Nadie dijo que jugar la cuerda tenía que ser aburrida.
Los Mellizos y los Medias Blancas de Chicago, que llevan 162 derrotas entre ellos con un mes para el final, jugaron un juego del Día del Trabajo irrelevante para las carreras de playoffs, pero repletas de errores de fildeo, raspaderos de cabeza de base y un valor de lanzadores de lanzadores solo marginalmente efectivos. Fueron recompensados con un concurso de ida y vuelta que los Medias Blancas ganaron 6-5 en Target Field con un par de dobles de la octava entrada en la pared en el campo del centro derecho.
Los Mellizos ahora han jugado 22 juegos desde el 8 de agosto sin ganar dos seguidos. Peor aún, esta fue la tercera derrota consecutiva de los Mellizos ante sus rivales centrales de la Liga Americana, algo que, dado el récord de 50-88 de Chicago, no es fácil de hacer. Solo los Piratas de Pittsburgh, en el último lugar en la Liga Nacional Central, han logrado dejar tres juegos consecutivos al peor equipo de los Central de AL.

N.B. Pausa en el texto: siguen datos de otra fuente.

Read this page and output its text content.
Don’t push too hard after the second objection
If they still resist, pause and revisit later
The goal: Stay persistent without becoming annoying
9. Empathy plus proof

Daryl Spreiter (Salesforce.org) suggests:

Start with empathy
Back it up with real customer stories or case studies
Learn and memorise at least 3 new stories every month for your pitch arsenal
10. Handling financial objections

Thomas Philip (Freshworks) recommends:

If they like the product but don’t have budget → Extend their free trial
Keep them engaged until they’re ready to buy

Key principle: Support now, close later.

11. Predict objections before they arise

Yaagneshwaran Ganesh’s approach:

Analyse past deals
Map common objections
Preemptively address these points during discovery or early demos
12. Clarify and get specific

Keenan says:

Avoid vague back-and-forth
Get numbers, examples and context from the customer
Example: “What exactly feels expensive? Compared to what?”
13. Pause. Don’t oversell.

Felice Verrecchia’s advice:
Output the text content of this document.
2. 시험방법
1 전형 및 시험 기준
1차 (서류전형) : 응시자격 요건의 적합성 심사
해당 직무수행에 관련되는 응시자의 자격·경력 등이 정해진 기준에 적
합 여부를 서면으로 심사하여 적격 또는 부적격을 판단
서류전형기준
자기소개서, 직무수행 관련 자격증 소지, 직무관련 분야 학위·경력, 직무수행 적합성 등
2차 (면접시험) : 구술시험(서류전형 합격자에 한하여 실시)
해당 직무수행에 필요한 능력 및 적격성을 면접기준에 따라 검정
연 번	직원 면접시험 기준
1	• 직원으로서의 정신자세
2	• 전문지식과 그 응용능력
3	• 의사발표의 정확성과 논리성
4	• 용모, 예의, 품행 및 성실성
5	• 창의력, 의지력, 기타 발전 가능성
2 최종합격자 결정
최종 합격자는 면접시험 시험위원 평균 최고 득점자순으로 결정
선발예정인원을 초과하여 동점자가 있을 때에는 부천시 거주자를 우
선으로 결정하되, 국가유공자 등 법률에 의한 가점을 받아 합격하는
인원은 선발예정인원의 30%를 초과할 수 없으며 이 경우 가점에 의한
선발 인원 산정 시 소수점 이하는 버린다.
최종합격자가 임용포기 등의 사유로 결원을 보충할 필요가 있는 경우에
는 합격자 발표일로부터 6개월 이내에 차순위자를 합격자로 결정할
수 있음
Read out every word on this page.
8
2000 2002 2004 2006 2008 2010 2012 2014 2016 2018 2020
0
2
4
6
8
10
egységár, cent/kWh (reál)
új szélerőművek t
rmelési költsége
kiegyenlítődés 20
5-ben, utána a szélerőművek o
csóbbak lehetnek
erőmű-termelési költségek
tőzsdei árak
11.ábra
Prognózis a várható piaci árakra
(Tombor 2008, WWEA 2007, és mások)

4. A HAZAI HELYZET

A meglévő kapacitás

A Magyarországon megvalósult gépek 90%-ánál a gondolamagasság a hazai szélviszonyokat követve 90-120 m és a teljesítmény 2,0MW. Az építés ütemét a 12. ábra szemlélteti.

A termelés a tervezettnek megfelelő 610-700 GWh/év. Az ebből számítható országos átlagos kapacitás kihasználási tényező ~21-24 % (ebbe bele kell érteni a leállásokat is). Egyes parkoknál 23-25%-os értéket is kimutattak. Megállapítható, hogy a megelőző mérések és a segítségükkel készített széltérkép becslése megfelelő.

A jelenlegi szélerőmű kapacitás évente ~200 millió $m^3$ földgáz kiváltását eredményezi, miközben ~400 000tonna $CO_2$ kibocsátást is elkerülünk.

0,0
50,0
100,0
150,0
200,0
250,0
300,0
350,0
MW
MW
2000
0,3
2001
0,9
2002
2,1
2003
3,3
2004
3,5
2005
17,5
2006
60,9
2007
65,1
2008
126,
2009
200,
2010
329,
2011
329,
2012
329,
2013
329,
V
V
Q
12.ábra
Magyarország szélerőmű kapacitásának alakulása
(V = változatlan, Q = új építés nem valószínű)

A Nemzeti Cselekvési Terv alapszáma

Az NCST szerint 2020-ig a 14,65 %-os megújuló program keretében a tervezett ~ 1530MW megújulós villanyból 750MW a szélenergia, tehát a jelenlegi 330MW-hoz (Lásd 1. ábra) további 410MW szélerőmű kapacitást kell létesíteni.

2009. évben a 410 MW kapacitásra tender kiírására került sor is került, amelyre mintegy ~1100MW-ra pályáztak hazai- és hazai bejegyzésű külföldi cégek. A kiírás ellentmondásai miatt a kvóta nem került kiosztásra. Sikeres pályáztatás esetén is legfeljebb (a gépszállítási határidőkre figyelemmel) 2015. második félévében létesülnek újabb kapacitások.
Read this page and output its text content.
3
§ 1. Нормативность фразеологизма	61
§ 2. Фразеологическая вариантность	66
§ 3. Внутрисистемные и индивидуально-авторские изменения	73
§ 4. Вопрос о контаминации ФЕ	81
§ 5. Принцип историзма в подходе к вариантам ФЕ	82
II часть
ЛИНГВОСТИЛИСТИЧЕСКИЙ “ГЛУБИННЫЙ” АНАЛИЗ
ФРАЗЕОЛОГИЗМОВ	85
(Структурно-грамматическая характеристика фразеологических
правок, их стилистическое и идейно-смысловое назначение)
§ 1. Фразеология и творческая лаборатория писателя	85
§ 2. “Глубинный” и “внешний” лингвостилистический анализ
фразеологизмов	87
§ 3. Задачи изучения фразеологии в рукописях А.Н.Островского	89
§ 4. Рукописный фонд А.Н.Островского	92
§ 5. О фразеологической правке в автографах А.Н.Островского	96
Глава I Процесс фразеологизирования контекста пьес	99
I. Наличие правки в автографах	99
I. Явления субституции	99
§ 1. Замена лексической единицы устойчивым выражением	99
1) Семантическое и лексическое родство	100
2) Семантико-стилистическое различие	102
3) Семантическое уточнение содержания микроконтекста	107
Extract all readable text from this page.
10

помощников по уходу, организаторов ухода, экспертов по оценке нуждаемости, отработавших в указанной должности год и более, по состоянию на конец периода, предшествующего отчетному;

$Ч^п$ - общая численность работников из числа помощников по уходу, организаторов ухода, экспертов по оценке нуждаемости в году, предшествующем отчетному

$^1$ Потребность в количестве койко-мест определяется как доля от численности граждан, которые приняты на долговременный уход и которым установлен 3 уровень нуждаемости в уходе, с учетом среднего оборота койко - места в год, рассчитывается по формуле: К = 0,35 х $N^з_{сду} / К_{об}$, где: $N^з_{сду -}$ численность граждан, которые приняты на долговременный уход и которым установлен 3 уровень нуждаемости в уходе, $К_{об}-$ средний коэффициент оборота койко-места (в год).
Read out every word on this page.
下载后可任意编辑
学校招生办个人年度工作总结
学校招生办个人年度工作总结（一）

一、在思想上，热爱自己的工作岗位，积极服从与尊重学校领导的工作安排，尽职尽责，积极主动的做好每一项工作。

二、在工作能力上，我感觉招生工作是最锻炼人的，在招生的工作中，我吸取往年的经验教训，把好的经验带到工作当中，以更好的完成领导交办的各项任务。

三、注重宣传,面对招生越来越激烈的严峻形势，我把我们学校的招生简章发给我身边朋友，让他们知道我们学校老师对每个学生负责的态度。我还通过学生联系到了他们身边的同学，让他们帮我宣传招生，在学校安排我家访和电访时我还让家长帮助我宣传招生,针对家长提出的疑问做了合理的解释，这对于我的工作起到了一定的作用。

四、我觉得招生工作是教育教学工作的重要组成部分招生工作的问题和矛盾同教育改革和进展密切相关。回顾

«Tuvimos el liderazgo en la séptima entrada», señaló el gerente de los Mellizos, Rocco Baldelli. «Esperamos ganar ese juego. Queremos ganar ese juego».
Entonces probablemente no deberían renunciar a una docena de hits, la mitad de ellos para bases adicionales. Aunque para ser justos, los Mellizos también esposaron el lanzamiento de Chicago. De hecho, ambos equipos pusieron al menos un corredor en la base en cada una de las primeras ocho entradas, luego, curiosamente, salieron en orden en el noveno.
«Nos retrasamos temprano. Nos defendimos. Condujimos carreras. ¿Qué más queremos realmente después de un comienzo difícil?» Baldelli se quejó. «Simplemente no pudimos sostenerlo y terminarlo».